1. Create a "data" array of evenly spaced numbers, in the interval (-10, 20) spaced by 0.5
2. Calculate the (natural) logarithm of the data
3. Create a condition i.e. a True/False (boolean) array, that you can use to mask these results
    - The resulting array should be masked when either of the following conditions apply
        - larger than -1 and smaller than 1 
        - data is not a real number
4. Mask the array depending on these conditions


In [None]:
# Your code:
# 1. Hint: use `np.linspace` or `np.arange` functions


In [None]:
# 2.

In [None]:
# 3. Hint: use np.isfinite


In [None]:
# 4. Hint: use np.ma.masked_where(condition,arr)


---
---

## Shape manipulation

In [131]:
a = np.array([[1, 2, 3], [4, 5, 6]])

In [132]:
print( f'array: \n {a}' )
print( f'shape: {a.shape}' )

array: 
 [[1 2 3]
 [4 5 6]]
shape: (2, 3)


In [133]:
a.flatten()

array([1, 2, 3, 4, 5, 6])

In [134]:
a.repeat(4)

array([1, 1, 1, 1, 2, 2, 2, 2, 3, 3, 3, 3, 4, 4, 4, 4, 5, 5, 5, 5, 6, 6,
       6, 6])

In [135]:
a.reshape((3, 2)) # NB. new shape must be consistent with number of values. 

array([[1, 2],
       [3, 4],
       [5, 6]])

In [136]:
print( f'Old shape: {a.shape}' )
print( f'New shape: {a.reshape((3, 2)).shape}' )

Old shape: (2, 3)
New shape: (3, 2)


---
## Exercise 5

Generate a 2d array with shape 5x5. The first value is 0 and it grows left to right and top to bottom in increments of 0.1.

In [None]:
# Your code here


---
## Further axes manipulation


We saw earlier that it is possible to *transpose* an array i.e. flip the order of axes. 

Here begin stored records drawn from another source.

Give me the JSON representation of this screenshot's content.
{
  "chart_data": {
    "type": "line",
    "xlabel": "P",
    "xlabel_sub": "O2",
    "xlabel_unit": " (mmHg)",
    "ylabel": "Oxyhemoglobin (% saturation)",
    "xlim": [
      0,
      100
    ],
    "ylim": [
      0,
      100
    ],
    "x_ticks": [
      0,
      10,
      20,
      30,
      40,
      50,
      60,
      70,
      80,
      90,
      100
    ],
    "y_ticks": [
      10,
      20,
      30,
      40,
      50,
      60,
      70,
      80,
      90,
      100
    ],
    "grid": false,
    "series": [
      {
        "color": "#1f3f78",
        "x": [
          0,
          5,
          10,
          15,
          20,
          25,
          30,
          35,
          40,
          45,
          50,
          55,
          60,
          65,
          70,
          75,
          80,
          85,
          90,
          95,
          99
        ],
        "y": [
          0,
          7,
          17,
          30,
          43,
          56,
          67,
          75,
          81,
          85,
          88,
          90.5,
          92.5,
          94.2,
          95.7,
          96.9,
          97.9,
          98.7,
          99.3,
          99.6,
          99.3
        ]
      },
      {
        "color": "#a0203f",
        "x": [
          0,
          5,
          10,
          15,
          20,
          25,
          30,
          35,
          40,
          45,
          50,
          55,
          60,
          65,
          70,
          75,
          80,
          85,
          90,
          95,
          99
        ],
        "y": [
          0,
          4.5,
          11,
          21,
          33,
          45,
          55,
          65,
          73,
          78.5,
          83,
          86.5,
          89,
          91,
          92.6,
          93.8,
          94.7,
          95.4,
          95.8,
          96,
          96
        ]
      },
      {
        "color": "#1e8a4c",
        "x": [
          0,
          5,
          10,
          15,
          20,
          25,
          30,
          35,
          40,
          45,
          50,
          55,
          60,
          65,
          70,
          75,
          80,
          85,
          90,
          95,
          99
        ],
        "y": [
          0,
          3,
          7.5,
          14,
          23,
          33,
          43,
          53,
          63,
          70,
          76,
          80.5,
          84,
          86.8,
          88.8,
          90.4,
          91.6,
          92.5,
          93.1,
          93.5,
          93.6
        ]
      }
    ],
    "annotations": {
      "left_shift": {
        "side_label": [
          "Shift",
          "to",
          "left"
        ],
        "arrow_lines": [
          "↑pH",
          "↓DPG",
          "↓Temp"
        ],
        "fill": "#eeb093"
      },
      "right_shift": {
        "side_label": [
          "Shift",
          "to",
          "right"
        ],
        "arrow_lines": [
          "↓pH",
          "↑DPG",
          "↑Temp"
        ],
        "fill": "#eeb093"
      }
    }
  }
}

The `transpose` function can also be used more generally to change the order of axes within an array. 


In [None]:
a3d = np.ones((4,3,2))
print(a3d.shape)

new_order = np.transpose(a3d,[1, 2, 0]) # numbers in list refer to axes
print(new_order.shape)

#### Dimensions can also be added

In [None]:
a3d[..., np.newaxis].shape

---

## Broadcasting

The fact that NumPy operates on an element-wise basis means that in principle arrays must always match one another's shape. However, NumPy will also helpfully "broadcast" dimensions when possible. 

**The Broadcasting Rule**  
In order to broadcast, the size of the trailing axes for both arrays in an operation must either be the same size or one of them must be one.

In [141]:
# Example

a1d = np.arange(0,5)
a2d = np.zeros((5,3))
print(a1d)
print(a2d)

# try:
# a1d + a2d

# add a trailing axis: 
# a1d[..., np.newaxis] + a2d

# this would also work: 
# a1d.reshape(5,1) + a2d

[0 1 2 3 4]
[[0. 0. 0.]
 [0. 0. 0.]
 [0. 0. 0.]
 [0. 0. 0.]
 [0. 0. 0.]]


## References
* [NumPy docs](https://numpy.org/doc/stable/)
* [SciPy lectures](http://www.scipy-lectures.org/)

**If you're moving from Matlab to python, this link could be particularly useful:** 
* **[NumPy for Matlab users](https://numpy.org/doc/stable/user/numpy-for-matlab-users.html)**
   * Contains a reference table of Matlab-NumPy equivalents.